Monthly S&P500 Emini candle chart: Overbought bull trend, forming more trading range price action
The monthly S&P500 Emini candle chart is in a strong bull trend, but it is extremely overbought. The current candle is an inside bar and last month was an outside bar. This creates an ioi (inside-outside-inside) pattern, which is a breakout mode setup. The bar is a signal bar for both directions. The bulls want a bull breakout and the bears want a selloff. However, the month is early and the bar will change by the time it closes.
The key point is that the monthly chart is in a strong bull trend, but extremely overbought. This means that it will probably have a 20% correction at any point this year. Although that correction may have already begun because this month is below the all-time high of last month, there is no significant evidence of that yet on this chart.

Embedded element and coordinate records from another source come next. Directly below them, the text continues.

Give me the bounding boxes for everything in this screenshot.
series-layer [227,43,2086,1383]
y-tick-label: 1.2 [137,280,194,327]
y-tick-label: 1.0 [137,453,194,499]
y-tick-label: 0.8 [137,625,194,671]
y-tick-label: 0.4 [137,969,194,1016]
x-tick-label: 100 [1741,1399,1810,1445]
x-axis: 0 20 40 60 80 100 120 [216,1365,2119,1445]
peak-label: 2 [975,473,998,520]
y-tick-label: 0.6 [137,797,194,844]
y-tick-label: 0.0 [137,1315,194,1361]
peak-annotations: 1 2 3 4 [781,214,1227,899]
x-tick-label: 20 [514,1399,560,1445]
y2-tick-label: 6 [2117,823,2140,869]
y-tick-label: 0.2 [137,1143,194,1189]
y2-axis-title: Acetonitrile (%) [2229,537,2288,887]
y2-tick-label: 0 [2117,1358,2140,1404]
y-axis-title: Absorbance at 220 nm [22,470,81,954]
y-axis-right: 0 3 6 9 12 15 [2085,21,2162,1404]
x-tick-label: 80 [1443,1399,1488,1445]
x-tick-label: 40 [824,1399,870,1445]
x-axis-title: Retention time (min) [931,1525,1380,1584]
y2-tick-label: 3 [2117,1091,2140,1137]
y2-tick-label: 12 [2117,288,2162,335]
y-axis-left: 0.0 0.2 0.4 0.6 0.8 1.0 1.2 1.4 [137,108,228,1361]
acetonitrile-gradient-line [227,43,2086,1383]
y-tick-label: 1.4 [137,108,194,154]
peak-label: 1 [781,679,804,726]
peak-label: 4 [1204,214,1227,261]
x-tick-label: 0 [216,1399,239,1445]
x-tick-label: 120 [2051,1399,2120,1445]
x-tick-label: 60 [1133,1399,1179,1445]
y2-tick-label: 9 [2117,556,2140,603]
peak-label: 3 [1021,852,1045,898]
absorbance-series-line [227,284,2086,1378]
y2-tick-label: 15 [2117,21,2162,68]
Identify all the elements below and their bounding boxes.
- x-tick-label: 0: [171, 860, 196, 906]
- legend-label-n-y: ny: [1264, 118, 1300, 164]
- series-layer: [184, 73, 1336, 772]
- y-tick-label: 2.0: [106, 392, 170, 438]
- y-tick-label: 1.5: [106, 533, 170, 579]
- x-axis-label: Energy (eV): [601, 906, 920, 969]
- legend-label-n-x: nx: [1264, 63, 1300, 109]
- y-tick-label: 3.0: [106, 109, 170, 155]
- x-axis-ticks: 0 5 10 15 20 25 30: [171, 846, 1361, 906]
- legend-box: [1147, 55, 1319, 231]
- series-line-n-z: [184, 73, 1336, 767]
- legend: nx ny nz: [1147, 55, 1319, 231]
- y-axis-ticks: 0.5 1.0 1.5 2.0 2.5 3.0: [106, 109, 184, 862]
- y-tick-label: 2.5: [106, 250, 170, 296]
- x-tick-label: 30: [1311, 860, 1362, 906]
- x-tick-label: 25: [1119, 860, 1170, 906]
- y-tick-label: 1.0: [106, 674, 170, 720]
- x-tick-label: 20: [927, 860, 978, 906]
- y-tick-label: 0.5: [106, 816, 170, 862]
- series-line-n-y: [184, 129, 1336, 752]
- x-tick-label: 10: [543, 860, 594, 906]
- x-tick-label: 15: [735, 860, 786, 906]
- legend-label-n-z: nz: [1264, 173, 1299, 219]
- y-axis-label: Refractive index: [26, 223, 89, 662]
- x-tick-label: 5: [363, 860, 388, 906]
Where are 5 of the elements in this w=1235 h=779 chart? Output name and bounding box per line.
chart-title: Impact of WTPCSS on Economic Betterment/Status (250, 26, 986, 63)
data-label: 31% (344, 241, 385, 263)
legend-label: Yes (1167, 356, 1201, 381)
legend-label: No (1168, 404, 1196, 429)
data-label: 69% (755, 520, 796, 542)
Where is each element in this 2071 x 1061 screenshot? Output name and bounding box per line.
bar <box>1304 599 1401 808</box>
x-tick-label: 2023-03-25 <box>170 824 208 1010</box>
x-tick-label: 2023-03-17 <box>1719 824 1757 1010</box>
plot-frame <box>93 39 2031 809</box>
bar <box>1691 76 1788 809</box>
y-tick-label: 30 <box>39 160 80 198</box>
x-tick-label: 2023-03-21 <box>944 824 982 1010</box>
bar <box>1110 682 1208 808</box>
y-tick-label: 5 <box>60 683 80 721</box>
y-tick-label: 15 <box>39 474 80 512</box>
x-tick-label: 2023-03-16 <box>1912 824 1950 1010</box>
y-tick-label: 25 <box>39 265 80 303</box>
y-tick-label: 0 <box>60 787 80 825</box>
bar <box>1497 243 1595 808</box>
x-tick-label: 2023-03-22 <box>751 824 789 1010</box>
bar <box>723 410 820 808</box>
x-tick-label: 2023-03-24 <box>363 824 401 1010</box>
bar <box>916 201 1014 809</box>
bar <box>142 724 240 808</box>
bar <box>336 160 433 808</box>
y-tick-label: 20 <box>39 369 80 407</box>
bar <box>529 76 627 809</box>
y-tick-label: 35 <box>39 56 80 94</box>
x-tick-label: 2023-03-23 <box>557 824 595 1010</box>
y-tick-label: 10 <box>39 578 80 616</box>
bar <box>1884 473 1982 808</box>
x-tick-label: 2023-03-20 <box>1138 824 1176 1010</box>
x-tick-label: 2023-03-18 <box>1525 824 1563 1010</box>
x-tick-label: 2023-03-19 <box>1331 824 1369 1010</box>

Weekly S&P500 Emini candle chart: Bull trend, but in 10 week tight trading range
The weekly S&P500 Emini candle chart reversed up again from the moving average. However, this reversal bar is only a doji and is therefore less bullish than the reversal up from 3 weeks ago. The chart has been in a trading range for 10 weeks. It is also in a bull trend, and until there is a strong bear breakout with follow-through, traders will only scalp shorts and will continue to swing trade longs. Because the weekly chart is overbought and at the top of the bull trend channel, traders are ready for a bear breakout, even though there is no evidence for one yet.
Daily S&P500 Emini candle chart: Bull trend evolving into a trading range
The daily S&P500 Emini candle chart is a bull trend evolving into a trading range. It has been in a broad bull channel since September, or even April for those with a loose definition. It also has been in a trading range for 3 months.
The trading is much more two-sided than that on the weekly and monthly charts. This means there is a higher probability of a bear trend developing on this chart. If the Emini sold off for 200 points, this would be a bear trend on the daily chart, but only a pullback on the monthly chart.
The Emini turned down from a higher high major trend reversal two weeks ago. Today’s bear reversal might be a lower high major trend reversal, but this is unlikely because the rally lasted only two days. This makes a minor reversal and then more of a trading range trading more likely. If it sells off a little and then bounces, it will also be in a triangle, which has no more significance that any trading range. As more bars get added to the range, the probability of a bear breakout becomes equal to that of a bull breakout. As long as it is in a bull trend, bull trend resumption is still slightly more likely than bear trend reversal (a reversal down into a bear trend).
As long as the Emini continues to form higher highs and lows, the broad bull channel is intact. However, once it falls below a higher low, like the December 16 low, more computers will begin to see this as no longer a bull trend. Instead, they will see it as either a trading range or an early bear trend. This will change how they trade. They will begin to scalp longs instead of swing trading them, and they will be increasingly willing to swing trade shorts. Also, they will sell aggressively on rallies that reach the upper half of the prion bear leg, expecting lower highs and then lower lows.